Saturday, February 1, 2014

Day 9: Legs (or lack there of)

For those of you who don't know me personally, you may not have recognized that I am really short.  Us short people prefer the term petite, but it really amounts to the same thing... our heads are closer to our feet, we look up at most people just to attempt eye contact, it usually rains on us last, and sometimes we wish we had longer legs.

It seems like long legs are so admired.  Lots of guys really think long legs are the epitome of a beautiful feminine feature, and by and large I agree.  Long legs are lovely!  Women do a whole lot of things to make their legs look longer... wearing high heels is the most obvious, but it extends beyond that when we decide whether to wear skinny jeans or boot cut, mid length or maxi dresses.  Ballerinas wear toe shoes to make their beautiful, mile long legs appear even longer to enhance the beauty of the dances they perform.  Some shorter women actually have tried to adopt this technique, and have a habit of standing on their tiptoes on a frequent basis.  I know I do, and I wish I could say it is simply for keeping my calves in shapely condition.

Since I have gone much more "barefoot" style in my footwear choices, I have noticed something about myself, and about other people as well.  One, once I got used to my feet being flat on the ground, I realized the benefit of having strong feet and legs far outstrips my concern for how my height is perceived by other people.  Maybe people are just being tactful (though I have never known the population in general to be a particularly tactful group), but people really have not commented on my height any more than they have in the past, despite the fact that the crown of my head is, in fact, closer to the ground on a more regular basis.
I also realized that I care less and less about what people think or say about my height.  It used to drive me crazy to hear people say, "Oh my gosh, look at you!  You are so cute!", or better yet, "Did you know, you are really short."  I have gotten my digs in over the years, and have some excellent retorts, albeit as unflattering for the recipient as their comment seemed to me.  But I have come to embrace cuteness as a fact of life, and really, it isn't half bad to be cute.  I may never be viewed as gorgeous or glamorous, and I have no delusions that I am actually going to get any taller, regardless of how much Tai Chi I practice.  But I am learning to appreciate cute.  I mean, curvaceous and dead sexy may yet even be within my reach.

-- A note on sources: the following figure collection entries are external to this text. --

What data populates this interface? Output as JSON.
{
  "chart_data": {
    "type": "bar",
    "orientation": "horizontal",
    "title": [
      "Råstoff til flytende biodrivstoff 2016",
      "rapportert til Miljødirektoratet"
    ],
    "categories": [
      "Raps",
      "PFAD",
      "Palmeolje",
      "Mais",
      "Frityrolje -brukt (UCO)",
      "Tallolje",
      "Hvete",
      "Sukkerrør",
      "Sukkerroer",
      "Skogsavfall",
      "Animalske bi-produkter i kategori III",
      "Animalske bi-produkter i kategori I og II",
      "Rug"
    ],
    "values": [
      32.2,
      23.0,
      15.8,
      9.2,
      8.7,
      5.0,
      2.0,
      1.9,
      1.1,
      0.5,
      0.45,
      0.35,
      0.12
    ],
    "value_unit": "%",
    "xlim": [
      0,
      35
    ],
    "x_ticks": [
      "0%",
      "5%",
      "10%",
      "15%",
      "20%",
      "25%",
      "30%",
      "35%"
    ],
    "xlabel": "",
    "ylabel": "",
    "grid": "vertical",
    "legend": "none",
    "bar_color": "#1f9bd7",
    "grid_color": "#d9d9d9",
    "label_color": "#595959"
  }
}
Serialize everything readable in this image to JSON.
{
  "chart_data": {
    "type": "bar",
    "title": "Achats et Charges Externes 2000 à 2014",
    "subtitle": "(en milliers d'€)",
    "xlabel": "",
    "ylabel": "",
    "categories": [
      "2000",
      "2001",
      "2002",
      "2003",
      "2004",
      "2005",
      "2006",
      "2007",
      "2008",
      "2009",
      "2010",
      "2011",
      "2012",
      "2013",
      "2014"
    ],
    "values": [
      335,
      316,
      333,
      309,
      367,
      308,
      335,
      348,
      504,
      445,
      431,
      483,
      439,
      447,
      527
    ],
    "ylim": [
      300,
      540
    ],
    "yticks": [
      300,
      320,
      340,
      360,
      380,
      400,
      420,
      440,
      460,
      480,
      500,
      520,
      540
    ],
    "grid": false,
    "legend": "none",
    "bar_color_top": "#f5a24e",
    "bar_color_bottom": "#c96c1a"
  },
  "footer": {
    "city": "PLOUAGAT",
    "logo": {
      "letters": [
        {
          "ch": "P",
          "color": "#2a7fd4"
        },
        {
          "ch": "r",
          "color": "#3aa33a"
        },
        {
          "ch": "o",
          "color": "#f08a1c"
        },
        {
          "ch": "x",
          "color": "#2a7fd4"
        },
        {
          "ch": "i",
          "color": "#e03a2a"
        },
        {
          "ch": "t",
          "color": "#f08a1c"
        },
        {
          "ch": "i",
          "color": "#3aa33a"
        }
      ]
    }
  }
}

I figure I can view my petite stature in a different way.  Some people in this world were given long, sexy legs.  Some people don't have legs at all.  I can either embrace jealousy and grumble about being short, or I can be appreciative that I have decent, working legs and nice calves that shockingly lack any resemblance to cankles, and be happy with who I am and the way I look, any time, anywhere, while standing next to whomever I happen to be standing next to, regardless of how far I have to look up to have an effective conversation.

To all the shorties out there, LOVE your legs, ACCEPT the fact that your hips and ribs will never be any reasonable distance apart, and EMBRACE your cuteness, even if it means shopping for t-shirts in the kids section, because guess what, nobody, and I mean NOBODY, can pull off cute the way a short woman can.  And trust me, the words dead sexy still apply!